Director James Mangold created a gritty, ‘real’ superhero movie that will probably go down as one of the most successful of its kind, and we can’t wait to see what he does next.

Via Collider, we’ve learned that Mangold is now in talks for another similarly gritty project, but this time it will be of the cop drama variety.

The Force is an adaptation of the Don Winslow novel of the same name and follows a corrupt NYPD cop who gets caught in a web of lies. Stephen King has called it “The Godfather, only with cops,” which sounds very promising!

Here’s the synopsis of Don Winslow’s The Force, which releases June 20:

All Denny Malone wants is to be a good cop.

He is “the King of Manhattan North,” a, highly decorated NYPD detective sergeant and the real leader of “Da Force.” Malone and his crew are the smartest, the toughest, the quickest, the bravest, and the baddest, an elite special unit given unrestricted authority to wage war on gangs, drugs and guns. Every day and every night for the eighteen years he’s spent on the Job, Malone has served on the front lines, witnessing the hurt, the dead, the victims, the perps. He’s done whatever it takes to serve and protect in a city built by ambition and corruption, where no one is clean—including Malone himself.

What only a few know is that Denny Malone is dirty: he and his partners have stolen millions of dollars in drugs and cash in the wake of the biggest heroin bust in the city’s history. Now Malone is caught in a trap and being squeezed by the Feds, and he must walk the thin line between betraying his brothers and partners, the Job, his family, and the woman he loves, trying to survive, body and soul, while the city teeters on the brink of a racial conflagration that could destroy them all.
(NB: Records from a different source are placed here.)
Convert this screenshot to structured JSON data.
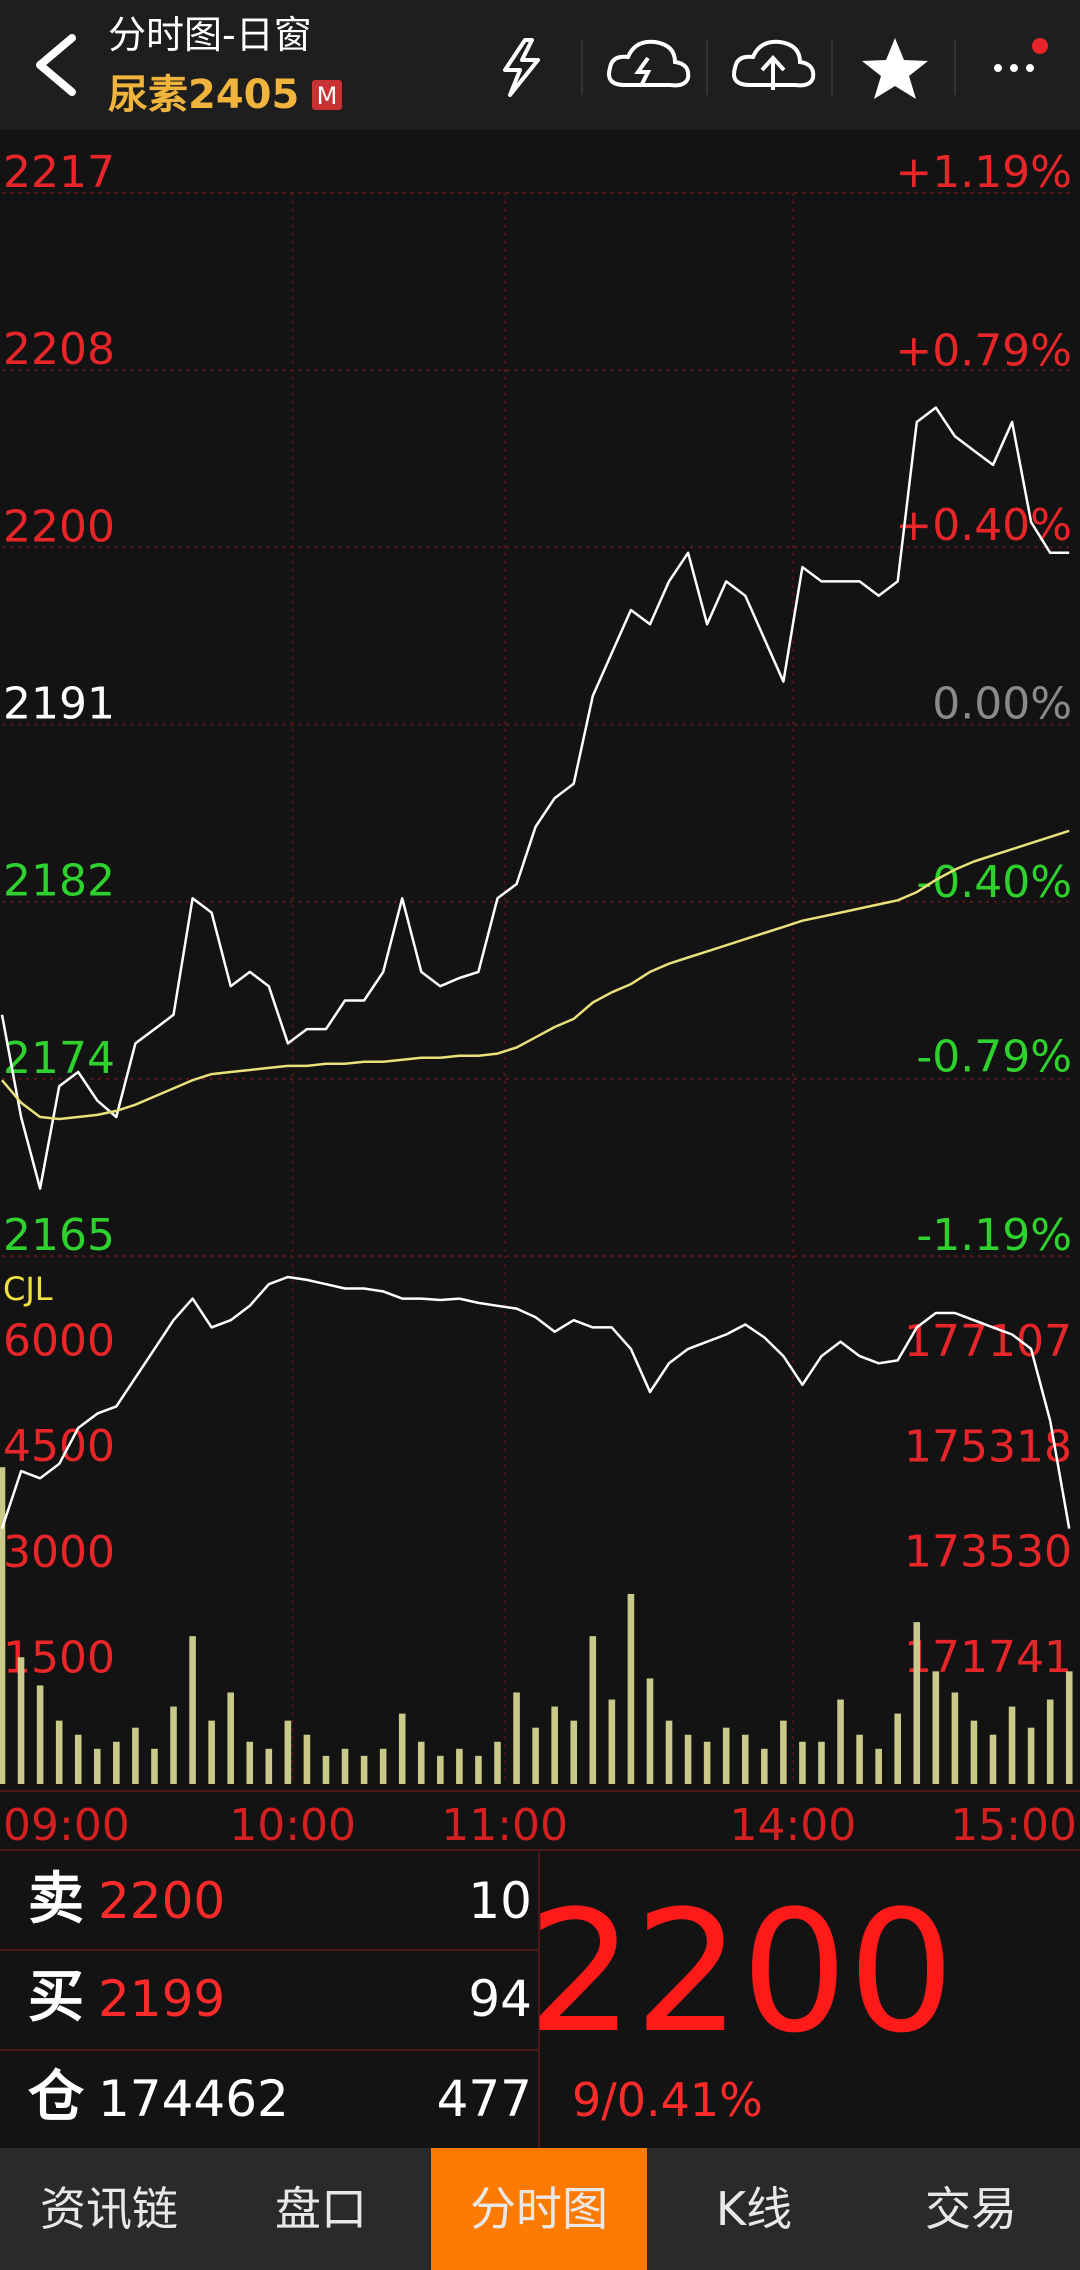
{
  "header": {
    "title": "分时图-日窗",
    "symbol": "尿素2405",
    "badge": "M"
  },
  "chart_data": [
    {
      "type": "line",
      "x": [
        0,
        4,
        8,
        12,
        16,
        20,
        24,
        28,
        32,
        36,
        40,
        44,
        48,
        52,
        56,
        60,
        64,
        68,
        72,
        76,
        80,
        84,
        88,
        92,
        96,
        100,
        104,
        108,
        112,
        116,
        120,
        124,
        128,
        132,
        136,
        140,
        144,
        148,
        152,
        156,
        160,
        164,
        168,
        172,
        176,
        180,
        184,
        188,
        192,
        196,
        200,
        204,
        208,
        212,
        216,
        220,
        224
      ],
      "xlim": [
        0,
        225
      ],
      "series": [
        {
          "color": "#ffffff",
          "values": [
            2176.8,
            2171.8,
            2168.3,
            2173.3,
            2174,
            2172.6,
            2171.8,
            2175.4,
            2176.1,
            2176.8,
            2182.5,
            2181.8,
            2178.2,
            2178.9,
            2178.2,
            2175.4,
            2176.1,
            2176.1,
            2177.5,
            2177.5,
            2178.9,
            2182.5,
            2178.9,
            2178.2,
            2178.6,
            2178.9,
            2182.5,
            2183.2,
            2186,
            2187.4,
            2188.1,
            2192.4,
            2194.5,
            2196.6,
            2195.9,
            2198,
            2199.4,
            2195.9,
            2198,
            2197.3,
            2195.2,
            2193.1,
            2198.7,
            2198,
            2198,
            2198,
            2197.3,
            2198,
            2205.8,
            2206.5,
            2205.1,
            2204.4,
            2203.7,
            2205.8,
            2200.9,
            2199.4,
            2199.4
          ]
        },
        {
          "color": "#e8e07a",
          "values": [
            2173.6,
            2172.5,
            2171.8,
            2171.7,
            2171.8,
            2171.9,
            2172.1,
            2172.4,
            2172.8,
            2173.2,
            2173.6,
            2173.9,
            2174,
            2174.1,
            2174.2,
            2174.3,
            2174.3,
            2174.4,
            2174.4,
            2174.5,
            2174.5,
            2174.6,
            2174.7,
            2174.7,
            2174.8,
            2174.8,
            2174.9,
            2175.2,
            2175.7,
            2176.2,
            2176.6,
            2177.4,
            2177.9,
            2178.3,
            2178.9,
            2179.3,
            2179.6,
            2179.9,
            2180.2,
            2180.5,
            2180.8,
            2181.1,
            2181.4,
            2181.6,
            2181.8,
            2182,
            2182.2,
            2182.4,
            2182.8,
            2183.4,
            2183.9,
            2184.3,
            2184.6,
            2184.9,
            2185.2,
            2185.5,
            2185.8
          ]
        }
      ],
      "ylim": [
        2165,
        2217
      ],
      "yticks": [
        2217,
        {
          "value": 2208.33,
          "label": "2208"
        },
        {
          "value": 2199.67,
          "label": "2200"
        },
        2191,
        {
          "value": 2182.33,
          "label": "2182"
        },
        {
          "value": 2173.67,
          "label": "2174"
        },
        2165
      ],
      "y2lim": [
        -1.19,
        1.19
      ],
      "y2ticks": [
        {
          "value": 1.19,
          "label": "+1.19%"
        },
        {
          "value": 0.79,
          "label": "+0.79%"
        },
        {
          "value": 0.4,
          "label": "+0.40%"
        },
        {
          "value": 0,
          "label": "0.00%"
        },
        {
          "value": -0.4,
          "label": "-0.40%"
        },
        {
          "value": -0.79,
          "label": "-0.79%"
        },
        {
          "value": -1.19,
          "label": "-1.19%"
        }
      ],
      "grid": true
    },
    {
      "type": "combo",
      "label": "CJL",
      "x": [
        0,
        4,
        8,
        12,
        16,
        20,
        24,
        28,
        32,
        36,
        40,
        44,
        48,
        52,
        56,
        60,
        64,
        68,
        72,
        76,
        80,
        84,
        88,
        92,
        96,
        100,
        104,
        108,
        112,
        116,
        120,
        124,
        128,
        132,
        136,
        140,
        144,
        148,
        152,
        156,
        160,
        164,
        168,
        172,
        176,
        180,
        184,
        188,
        192,
        196,
        200,
        204,
        208,
        212,
        216,
        220,
        224
      ],
      "xlim": [
        0,
        225
      ],
      "xticks": [
        {
          "value": 0,
          "label": "09:00"
        },
        {
          "value": 61,
          "label": "10:00"
        },
        {
          "value": 105.5,
          "label": "11:00"
        },
        {
          "value": 166,
          "label": "14:00"
        },
        {
          "value": 225,
          "label": "15:00"
        }
      ],
      "series": [
        {
          "type": "bar",
          "color": "#c9c98a",
          "values": [
            4500,
            1800,
            1400,
            900,
            700,
            500,
            600,
            800,
            500,
            1100,
            2100,
            900,
            1300,
            600,
            500,
            900,
            700,
            400,
            500,
            400,
            500,
            1000,
            600,
            400,
            500,
            400,
            600,
            1300,
            800,
            1100,
            900,
            2100,
            1200,
            2700,
            1500,
            900,
            700,
            600,
            800,
            700,
            500,
            900,
            600,
            600,
            1200,
            700,
            500,
            1000,
            2300,
            1600,
            1300,
            900,
            700,
            1100,
            800,
            1200,
            1600
          ]
        },
        {
          "type": "line",
          "axis": "y2",
          "color": "#ffffff",
          "values": [
            174278,
            175253,
            175131,
            175375,
            175985,
            176229,
            176351,
            176839,
            177327,
            177814,
            178180,
            177692,
            177814,
            178058,
            178424,
            178546,
            178497,
            178424,
            178351,
            178351,
            178302,
            178180,
            178180,
            178156,
            178180,
            178107,
            178058,
            178010,
            177863,
            177619,
            177814,
            177692,
            177692,
            177327,
            176595,
            177083,
            177327,
            177449,
            177571,
            177741,
            177522,
            177205,
            176717,
            177205,
            177449,
            177205,
            177083,
            177131,
            177692,
            177936,
            177936,
            177814,
            177692,
            177571,
            177327,
            176107,
            174278
          ]
        }
      ],
      "ylim": [
        0,
        7500
      ],
      "yticks": [
        6000,
        4500,
        3000,
        1500
      ],
      "y2lim": [
        169945,
        178903
      ],
      "y2ticks": [
        177107,
        175318,
        173530,
        171741
      ],
      "grid": false
    }
  ],
  "quote": {
    "rows": [
      {
        "label": "卖",
        "price": 2200,
        "volume": 10
      },
      {
        "label": "买",
        "price": 2199,
        "volume": 94
      },
      {
        "label": "仓",
        "price": 174462,
        "volume": 477
      }
    ],
    "last": 2200,
    "change": "9/0.41%"
  },
  "tabs": [
    "资讯链",
    "盘口",
    "分时图",
    "K线",
    "交易"
  ],
  "active_tab": 2
}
Based on years of research inside the NYPD, this is the great cop novel of our time and a book only Don Winslow could write: a haunting and heartbreaking story of greed and violence, inequality and race, crime and injustice, retribution and redemption that reveals the seemingly insurmountable tensions between the police and the diverse citizens they serve. A searing portrait of a city and a courageous, heroic, and deeply flawed man who stands at the edge of its abyss, The Force is a masterpiece of urban living full of shocking and surprising twists, leavened by flashes of dark humor, a morally complex and utterly riveting dissection of modern American society and the controversial issues confronting and dividing us today.